Justin Banks writes:
"My point was that two almost completely identical DG AViion systems
(on the 100GB db), went from 528.6 using Oracle 8.03 to 1135.7 using
Oracle 8.04. Because we're running 8.03, we can obviously expect a
similar speedup. That would put the same Origin @ 1718.6 on the
100GB DB. I'll not speculate on the 300GB results, as I don't think
it will be long until you'll see some.

Sorry I didn't explain myself well, but I think the numbers will
increase for SGI in much the same way that they did for DG when the
8.04 numbers are available. This would seem to indicate that the SGI
system is indeed faster."

I was confused at first by this message because I have done extensive
database performance work with several different database companies
and I have also done lots of hardware and OS performance work,
all in a previous life and I have NEVER seen a 100% increase in DBMS
performance, when moving from release x.y.z to x.y.z+1, especially
in a mature product. Then I went to the TPC web site and I noticed
the DBMS release wasn't the only difference between the two numbers
(528 and 1135). The higher number was also run on a machine with
processors having double the L2 cache size of the lower number.
So at the very least, one must admit it is not possible, from the
available evidence to conclude the Oracle code was solely responsible
for the increase and hence it is not likely that SGI will experience
a two times speedup changing only the DBMS source.

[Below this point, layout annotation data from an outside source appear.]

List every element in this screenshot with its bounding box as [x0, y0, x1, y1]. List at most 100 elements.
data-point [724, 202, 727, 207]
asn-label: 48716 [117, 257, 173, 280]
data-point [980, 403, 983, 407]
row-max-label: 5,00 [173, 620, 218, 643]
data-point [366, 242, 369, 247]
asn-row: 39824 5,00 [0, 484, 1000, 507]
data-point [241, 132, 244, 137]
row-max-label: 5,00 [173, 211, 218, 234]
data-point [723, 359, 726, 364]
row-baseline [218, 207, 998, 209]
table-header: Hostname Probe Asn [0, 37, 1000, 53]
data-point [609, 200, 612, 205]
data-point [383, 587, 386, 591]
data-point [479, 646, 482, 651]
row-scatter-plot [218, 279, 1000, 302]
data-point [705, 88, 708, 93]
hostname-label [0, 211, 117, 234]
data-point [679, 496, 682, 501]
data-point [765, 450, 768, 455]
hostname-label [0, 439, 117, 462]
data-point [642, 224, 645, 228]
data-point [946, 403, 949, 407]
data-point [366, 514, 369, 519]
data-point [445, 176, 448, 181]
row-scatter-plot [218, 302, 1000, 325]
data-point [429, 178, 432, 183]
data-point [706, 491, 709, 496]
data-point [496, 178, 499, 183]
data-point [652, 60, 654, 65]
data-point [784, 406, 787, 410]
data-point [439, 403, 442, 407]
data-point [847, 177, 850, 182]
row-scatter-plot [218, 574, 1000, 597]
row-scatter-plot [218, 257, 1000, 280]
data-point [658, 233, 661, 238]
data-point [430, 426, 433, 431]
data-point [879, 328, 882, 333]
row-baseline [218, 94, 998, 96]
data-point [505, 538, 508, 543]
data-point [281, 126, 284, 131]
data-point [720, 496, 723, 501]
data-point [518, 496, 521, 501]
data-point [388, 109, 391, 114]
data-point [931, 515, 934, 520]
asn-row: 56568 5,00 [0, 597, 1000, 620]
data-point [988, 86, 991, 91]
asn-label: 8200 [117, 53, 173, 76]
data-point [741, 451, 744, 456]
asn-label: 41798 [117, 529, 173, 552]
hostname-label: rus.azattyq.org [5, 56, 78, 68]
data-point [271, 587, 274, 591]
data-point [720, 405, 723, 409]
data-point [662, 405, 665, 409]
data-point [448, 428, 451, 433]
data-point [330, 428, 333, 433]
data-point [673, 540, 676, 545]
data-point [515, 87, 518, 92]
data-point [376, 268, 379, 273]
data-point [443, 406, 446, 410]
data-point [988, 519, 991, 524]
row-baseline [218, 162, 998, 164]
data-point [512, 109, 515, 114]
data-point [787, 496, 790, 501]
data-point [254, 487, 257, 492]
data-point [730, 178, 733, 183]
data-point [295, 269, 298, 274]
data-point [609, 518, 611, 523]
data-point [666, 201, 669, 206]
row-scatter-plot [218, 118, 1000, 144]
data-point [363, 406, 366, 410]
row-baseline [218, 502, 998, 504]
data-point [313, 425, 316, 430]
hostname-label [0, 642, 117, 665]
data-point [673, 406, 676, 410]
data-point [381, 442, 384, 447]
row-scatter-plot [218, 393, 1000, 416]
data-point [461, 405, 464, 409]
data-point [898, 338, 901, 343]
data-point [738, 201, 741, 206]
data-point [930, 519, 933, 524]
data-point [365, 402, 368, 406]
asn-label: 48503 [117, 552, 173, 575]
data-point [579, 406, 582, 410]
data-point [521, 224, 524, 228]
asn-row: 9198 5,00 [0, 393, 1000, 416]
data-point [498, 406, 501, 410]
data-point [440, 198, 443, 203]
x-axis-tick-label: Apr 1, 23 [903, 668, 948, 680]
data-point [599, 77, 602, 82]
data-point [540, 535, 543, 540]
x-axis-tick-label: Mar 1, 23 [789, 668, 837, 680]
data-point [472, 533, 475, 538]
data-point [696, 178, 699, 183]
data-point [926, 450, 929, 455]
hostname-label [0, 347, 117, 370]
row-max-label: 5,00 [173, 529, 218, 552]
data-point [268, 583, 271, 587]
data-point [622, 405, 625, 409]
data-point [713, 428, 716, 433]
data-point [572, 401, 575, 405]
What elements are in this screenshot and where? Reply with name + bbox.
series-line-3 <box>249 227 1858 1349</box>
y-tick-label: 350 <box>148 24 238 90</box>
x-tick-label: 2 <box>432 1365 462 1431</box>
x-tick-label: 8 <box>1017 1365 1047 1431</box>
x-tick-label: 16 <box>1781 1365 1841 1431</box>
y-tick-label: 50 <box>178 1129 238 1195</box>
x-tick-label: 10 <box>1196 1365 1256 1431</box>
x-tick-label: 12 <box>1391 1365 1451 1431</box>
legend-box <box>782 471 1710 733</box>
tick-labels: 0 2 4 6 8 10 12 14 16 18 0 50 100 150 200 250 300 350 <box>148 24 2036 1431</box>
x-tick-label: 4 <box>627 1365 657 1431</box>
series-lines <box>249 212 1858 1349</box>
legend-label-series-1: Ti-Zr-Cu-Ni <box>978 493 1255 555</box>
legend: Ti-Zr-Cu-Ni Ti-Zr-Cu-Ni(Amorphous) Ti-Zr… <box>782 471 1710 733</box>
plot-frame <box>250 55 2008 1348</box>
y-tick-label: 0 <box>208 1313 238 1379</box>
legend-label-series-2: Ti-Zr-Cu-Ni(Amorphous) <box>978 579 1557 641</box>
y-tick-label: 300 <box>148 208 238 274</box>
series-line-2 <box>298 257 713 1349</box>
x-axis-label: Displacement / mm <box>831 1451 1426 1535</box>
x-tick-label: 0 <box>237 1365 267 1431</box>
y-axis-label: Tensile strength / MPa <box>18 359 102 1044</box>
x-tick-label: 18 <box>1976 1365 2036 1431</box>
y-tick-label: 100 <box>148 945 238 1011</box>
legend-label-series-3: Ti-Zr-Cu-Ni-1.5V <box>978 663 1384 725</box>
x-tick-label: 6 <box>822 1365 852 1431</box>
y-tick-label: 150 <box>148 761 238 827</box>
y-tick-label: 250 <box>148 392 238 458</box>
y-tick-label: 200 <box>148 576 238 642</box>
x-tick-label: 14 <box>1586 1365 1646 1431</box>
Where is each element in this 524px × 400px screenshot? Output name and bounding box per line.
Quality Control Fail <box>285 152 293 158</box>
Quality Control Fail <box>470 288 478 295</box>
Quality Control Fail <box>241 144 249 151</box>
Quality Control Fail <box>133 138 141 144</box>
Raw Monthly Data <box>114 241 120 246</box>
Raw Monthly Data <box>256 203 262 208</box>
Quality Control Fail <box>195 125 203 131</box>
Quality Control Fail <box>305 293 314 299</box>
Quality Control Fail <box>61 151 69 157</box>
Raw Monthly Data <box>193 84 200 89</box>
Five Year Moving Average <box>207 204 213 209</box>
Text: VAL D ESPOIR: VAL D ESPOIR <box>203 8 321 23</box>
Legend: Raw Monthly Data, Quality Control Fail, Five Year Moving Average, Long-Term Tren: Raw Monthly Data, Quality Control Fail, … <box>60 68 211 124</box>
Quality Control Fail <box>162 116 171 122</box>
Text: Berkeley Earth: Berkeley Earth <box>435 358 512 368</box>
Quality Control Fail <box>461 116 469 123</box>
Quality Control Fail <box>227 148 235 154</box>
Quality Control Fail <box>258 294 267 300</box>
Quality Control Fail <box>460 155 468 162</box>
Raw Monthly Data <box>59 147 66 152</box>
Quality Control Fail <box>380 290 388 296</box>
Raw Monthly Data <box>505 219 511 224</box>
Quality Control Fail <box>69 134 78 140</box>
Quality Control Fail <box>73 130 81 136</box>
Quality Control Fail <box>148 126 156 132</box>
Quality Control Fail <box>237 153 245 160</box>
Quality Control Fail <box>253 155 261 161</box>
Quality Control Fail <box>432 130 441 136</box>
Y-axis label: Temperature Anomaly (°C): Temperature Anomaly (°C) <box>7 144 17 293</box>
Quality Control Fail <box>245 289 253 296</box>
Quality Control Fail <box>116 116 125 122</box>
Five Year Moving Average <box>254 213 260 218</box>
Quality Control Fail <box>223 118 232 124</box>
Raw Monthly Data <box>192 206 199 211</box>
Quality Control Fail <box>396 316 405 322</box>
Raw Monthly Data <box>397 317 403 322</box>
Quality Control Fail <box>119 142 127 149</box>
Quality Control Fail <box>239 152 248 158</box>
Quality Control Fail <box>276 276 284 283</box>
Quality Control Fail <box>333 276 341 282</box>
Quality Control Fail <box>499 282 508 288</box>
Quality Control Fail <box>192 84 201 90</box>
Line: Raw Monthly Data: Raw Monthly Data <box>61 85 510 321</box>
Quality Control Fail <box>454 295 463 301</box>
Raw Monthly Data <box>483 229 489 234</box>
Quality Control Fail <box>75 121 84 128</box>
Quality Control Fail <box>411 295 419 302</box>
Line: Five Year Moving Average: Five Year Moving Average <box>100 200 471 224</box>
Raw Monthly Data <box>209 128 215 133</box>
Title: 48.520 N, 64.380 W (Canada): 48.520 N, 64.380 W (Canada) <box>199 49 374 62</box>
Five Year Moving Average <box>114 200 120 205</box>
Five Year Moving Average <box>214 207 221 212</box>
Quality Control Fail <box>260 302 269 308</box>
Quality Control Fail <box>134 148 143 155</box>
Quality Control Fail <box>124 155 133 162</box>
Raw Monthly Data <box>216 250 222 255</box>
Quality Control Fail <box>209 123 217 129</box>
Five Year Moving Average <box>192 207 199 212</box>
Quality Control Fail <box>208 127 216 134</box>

Further, it is fine to say you have no experience running tpc-d
but that is no excuse for a lousy number. When SGI ran their tpc-c
numbers with Informix, they had a huge amount of help and expertise
provided by Informix as Informix wanted the tpc-c numbers to look
as good as possible. Are you implying Oracle wasn't as interested
in what you produced? There was nobody from Oracle helping out?

And if scalability of these systems is such a selling feature,
why bother with 8-way numbers at all, especially if they aren't
very good? Why not do a 32-way number and blow everyone away?